Une copie de la demande sera adressée au défendeur. Toute plainte devant les prud’hommes suit un cheminement précis et obligatoire : d’abord une tentative de conciliation des deux parties, puis, si la conciliation a échoué, le jugement par le Conseil des prud’hommes.

La conciliation
C’est une étape obligatoire (sauf pour quelques cas particuliers comme la demande de requalification d’un CDD en CDI). Si le jour de la convocation pour l’audience le demandeur ne se présente pas, sa demande est considérée comme abandonnée. Il aura alors la possibilité de former une seule nouvelle demande pour le même litige. Si le défendeur ne se présente pas, le Conseil statuera en son absence.

Durant l’audience de conciliation, les conseillers écoutent les deux parties, vérifient les documents fournis et tentent de trouver une solution à l’amiable. À la fin de l’audience, ils font une proposition de règlement du litige aux deux parties :
- si les parties acceptent la proposition, la conciliation a abouti et un Procès verbal qui notifie les modalités de cet accord est dressé. Ce PV a autorité de chose jugée et est exécutoire immédiatement.
- si les parties n’acceptent pas la proposition, ou en cas de conciliation partielle, les parties sont renvoyées pour jugement devant le Conseil des prud’hommes.

Dans tous les cas, le bureau de conciliation peut prendre des mesures immédiates, telles que contraindre l’employeur à remettre au salarié certains documents (certificats de travail, bulletins de paie) ou à verser des provisions sur salaires ou indemnités de congés payés.

Le jugement
En cas d’échec de la conciliation, l’affaire passe en jugement.
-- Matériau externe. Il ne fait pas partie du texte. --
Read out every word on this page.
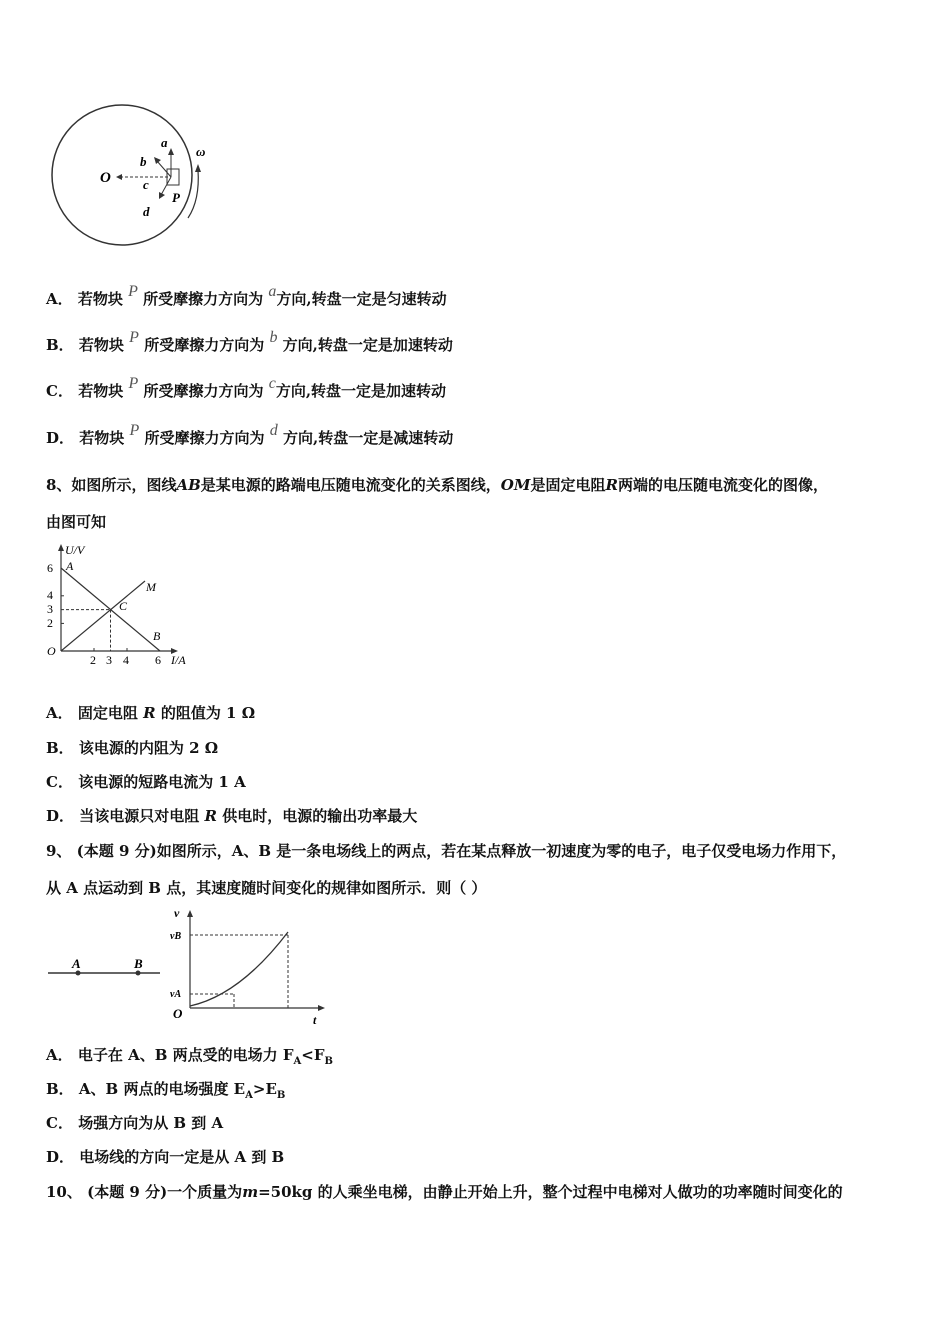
O
a
b
c
d
P
ω
A． 若物块 P 所受摩擦力方向为 a方向,转盘一定是匀速转动
B． 若物块 P 所受摩擦力方向为 b 方向,转盘一定是加速转动
C． 若物块 P 所受摩擦力方向为 c方向,转盘一定是加速转动
D． 若物块 P 所受摩擦力方向为 d 方向,转盘一定是减速转动
8、如图所示，图线AB是某电源的路端电压随电流变化的关系图线，OM是固定电阻R两端的电压随电流变化的图像，
由图可知
U/V
I/A
O
6
4
3
2
2 3 4 6
A
B
C
M
A． 固定电阻 R 的阻值为 1 Ω
B． 该电源的内阻为 2 Ω
C． 该电源的短路电流为 1 A
D． 当该电源只对电阻 R 供电时，电源的输出功率最大
9、 (本题 9 分)如图所示，A、B 是一条电场线上的两点，若在某点释放一初速度为零的电子，电子仅受电场力作用下，
从 A 点运动到 B 点，其速度随时间变化的规律如图所示．则（ ）
A	B
v
t
O
vA
vB
A． 电子在 A、B 两点受的电场力 $F_A<F_B$
B． A、B 两点的电场强度 $E_A>E_B$
C． 场强方向为从 B 到 A
D． 电场线的方向一定是从 A 到 B
10、 (本题 9 分)一个质量为m=50kg 的人乘坐电梯，由静止开始上升，整个过程中电梯对人做功的功率随时间变化的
Vous êtes convoqué à l’audience soit verbalement lors de la phase de conciliation, soit par lettre recommandée avec avis de réception. Vous pouvez être représenté à l’audience ou vous présenter seul. L’assistance d’un avocat n’est pas obligatoire, mais elle peut être conseillée. Les conseillers ne peuvent prendre en considération que les pièces régulièrement communiquées aux deux parties : ainsi, si votre employeur produit un document, il ne pourra être utilisé contre vous qu’à condition que vous en ayez eu connaissance dans des délais suffisants pour préparer votre contre-argumentation. Après audition des parties et/ou de leur représentant, les conseillers délibèrent et rendent leur jugement. Ce jugement sera notifié aux deux parties par le greffe par lettre recommandée avec accusé de réception.

Les voies de recours
- L’appel n’est possible que pour les demandes supérieures à 3 720 euros. Vous devez faire appel dans un délai d’un mois après notification du jugement. Lorsque l’appel est possible et interjeté, il suspend l’exécution du jugement : cela signifie que le jugement contesté ne sera pas exécuté immédiatement (si par exemple votre employeur a été condamné à vous verser une somme d’argent, il n’a pas à vous verser cette somme tant que la Cour d’appel ne s’est pas prononcée).
- Le pourvoi en cassation est la seule voie de recours possible pour les litiges dont le montant est inférieur à 3 720 euros. De même, un pourvoi peut être formé contre l’arrêt de la Cour d’appel. Le délai est de 2 mois après notification du jugement ou de l’arrêt.

Attention : la Cour de cassation ne juge qu’en droit, pas en fait. Cela signifie que votre affaire ne sera pas rejugée dans son ensemble. Seule la bonne application des textes juridiques sera examinée par les juges du fond. De plus, devant la Cour de cassation, l’assistance d’un avocat au Conseil est obligatoire et les coûts peuvent être assez élevés.

Avertissement

Depuis 2003, de nombreuses informations publiées dans notre guide des droits sociaux sont devenues obsolètes (sur le PaCS, le handicap, la prise en charge par la sécurité sociale, etc.). Les entrées vont être progressivement mise à jour en ligne. Une réédition du guide est prévue pour 2008.